Friday, September 23, 2011

Twilight in the desert

I am sitting by the window. My head is leaning on the glass. Every now and then my view is clouded when I exhale. I am tired, I can not sit up straight and I am apathetic about my posture. The train is nearing my stop. I have a few minutes to collect my thoughts. The sun is setting behind us and a golden color is coated on all objects in my view. I see wide open landscape dotted with fenced industrial lots. A line of trees momentarily blurs the outside world and then we emerge to more wasteland. This is the unsightly portion of the trip. I start wondering back to evenings in Samoa as a youth. Ofo and I would always be up to something. We would either be sitting at the top of a high tree pretending we were Tarzan, swimming in the nearby river, shadowing birds with our slingshots or picking fruit from trees. Whatever it was we were doing that evening, it usually involved fun! Evening was playtime in Samoa. All the villages were buzzing with the vigor of their restless youth. Me and Ofo were no exception. I never really knew how to define happiness until I think back.

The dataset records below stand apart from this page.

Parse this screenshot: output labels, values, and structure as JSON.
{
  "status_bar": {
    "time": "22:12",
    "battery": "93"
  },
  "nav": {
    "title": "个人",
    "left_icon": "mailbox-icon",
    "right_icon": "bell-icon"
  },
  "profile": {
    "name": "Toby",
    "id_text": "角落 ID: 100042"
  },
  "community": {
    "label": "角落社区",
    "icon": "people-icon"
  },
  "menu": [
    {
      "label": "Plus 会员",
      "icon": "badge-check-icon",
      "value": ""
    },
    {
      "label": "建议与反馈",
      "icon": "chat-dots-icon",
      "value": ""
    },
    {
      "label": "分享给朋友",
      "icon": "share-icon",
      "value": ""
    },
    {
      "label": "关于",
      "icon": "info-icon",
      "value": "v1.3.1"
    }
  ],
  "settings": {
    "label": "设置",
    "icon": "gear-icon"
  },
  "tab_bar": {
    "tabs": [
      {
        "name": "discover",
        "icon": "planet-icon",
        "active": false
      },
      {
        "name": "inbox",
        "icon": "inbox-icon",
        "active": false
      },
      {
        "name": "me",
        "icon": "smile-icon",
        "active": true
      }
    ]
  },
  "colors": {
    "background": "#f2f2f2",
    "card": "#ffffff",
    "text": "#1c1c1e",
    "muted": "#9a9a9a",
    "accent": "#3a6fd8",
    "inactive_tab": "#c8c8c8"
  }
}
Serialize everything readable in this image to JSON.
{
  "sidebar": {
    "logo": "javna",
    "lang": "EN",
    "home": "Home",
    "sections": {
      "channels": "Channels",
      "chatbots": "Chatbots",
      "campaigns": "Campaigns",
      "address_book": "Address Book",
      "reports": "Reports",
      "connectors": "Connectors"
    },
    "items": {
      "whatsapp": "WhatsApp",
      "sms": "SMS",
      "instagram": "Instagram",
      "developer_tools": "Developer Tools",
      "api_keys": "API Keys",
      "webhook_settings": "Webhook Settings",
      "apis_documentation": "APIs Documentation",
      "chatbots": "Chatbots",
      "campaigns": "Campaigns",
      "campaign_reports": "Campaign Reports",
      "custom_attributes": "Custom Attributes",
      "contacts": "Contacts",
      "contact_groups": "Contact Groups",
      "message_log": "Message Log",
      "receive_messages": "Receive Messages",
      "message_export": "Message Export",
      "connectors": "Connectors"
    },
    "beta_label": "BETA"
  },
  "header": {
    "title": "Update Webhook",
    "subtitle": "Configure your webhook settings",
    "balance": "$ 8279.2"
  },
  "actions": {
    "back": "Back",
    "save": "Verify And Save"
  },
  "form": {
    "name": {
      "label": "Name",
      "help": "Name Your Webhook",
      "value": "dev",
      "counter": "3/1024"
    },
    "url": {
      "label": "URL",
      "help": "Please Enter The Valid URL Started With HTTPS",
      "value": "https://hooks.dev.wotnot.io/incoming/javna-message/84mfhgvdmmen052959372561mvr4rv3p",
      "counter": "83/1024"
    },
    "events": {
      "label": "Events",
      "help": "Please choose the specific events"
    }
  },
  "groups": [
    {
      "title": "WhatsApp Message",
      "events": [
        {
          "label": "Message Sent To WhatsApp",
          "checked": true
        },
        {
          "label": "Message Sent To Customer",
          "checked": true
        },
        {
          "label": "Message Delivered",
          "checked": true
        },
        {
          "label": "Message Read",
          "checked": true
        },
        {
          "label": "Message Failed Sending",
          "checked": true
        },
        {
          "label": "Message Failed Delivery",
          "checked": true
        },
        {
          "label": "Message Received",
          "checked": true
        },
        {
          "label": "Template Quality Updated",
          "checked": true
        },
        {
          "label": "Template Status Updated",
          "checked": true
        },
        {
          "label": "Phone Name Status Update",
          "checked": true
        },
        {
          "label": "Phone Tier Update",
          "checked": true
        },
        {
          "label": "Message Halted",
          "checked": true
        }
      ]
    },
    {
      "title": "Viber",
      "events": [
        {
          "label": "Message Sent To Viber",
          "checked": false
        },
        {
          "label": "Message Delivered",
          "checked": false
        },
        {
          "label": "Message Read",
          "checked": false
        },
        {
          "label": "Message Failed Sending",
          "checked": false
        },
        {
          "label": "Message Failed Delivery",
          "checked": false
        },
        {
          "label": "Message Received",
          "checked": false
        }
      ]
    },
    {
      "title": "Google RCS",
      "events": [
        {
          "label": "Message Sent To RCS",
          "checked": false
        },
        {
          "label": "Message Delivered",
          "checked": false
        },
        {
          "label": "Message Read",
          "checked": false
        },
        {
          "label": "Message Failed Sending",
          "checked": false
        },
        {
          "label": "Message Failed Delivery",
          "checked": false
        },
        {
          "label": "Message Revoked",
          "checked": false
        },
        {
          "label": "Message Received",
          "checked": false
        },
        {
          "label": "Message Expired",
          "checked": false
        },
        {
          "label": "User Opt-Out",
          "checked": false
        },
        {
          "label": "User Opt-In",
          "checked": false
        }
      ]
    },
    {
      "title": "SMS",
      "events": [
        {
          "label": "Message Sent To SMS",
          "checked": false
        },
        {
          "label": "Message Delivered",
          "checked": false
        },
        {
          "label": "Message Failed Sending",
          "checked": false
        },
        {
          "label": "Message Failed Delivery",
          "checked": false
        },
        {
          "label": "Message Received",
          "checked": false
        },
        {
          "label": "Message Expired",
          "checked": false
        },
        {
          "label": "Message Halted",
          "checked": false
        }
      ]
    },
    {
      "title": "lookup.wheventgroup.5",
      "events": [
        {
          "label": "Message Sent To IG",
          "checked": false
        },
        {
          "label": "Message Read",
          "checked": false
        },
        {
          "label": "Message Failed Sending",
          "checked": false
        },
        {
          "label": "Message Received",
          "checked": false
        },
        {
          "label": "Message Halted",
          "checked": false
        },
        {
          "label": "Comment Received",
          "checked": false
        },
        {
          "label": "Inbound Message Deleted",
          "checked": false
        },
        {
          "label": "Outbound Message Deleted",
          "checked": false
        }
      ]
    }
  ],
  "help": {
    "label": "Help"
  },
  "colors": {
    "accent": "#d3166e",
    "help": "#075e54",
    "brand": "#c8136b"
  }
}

Evenings today are uneventful and most of all forgetful. I am either sitting in traffic or gazing emptily out into passing objects from the seat of a train. Days begin and end with no fanfare. The reflection I see on the window is that of an increasingly passive man. Not the once adventurous boy. Sometimes I over-wear my emotions on my sleeves. An announcement blares out about our next stop. My stop. I look outside and see a magnificent pine tree and smiled to myself. If that tree had been anywhere near me and Ofo in our prime, we would be sitting on the top branches singing our lungs out.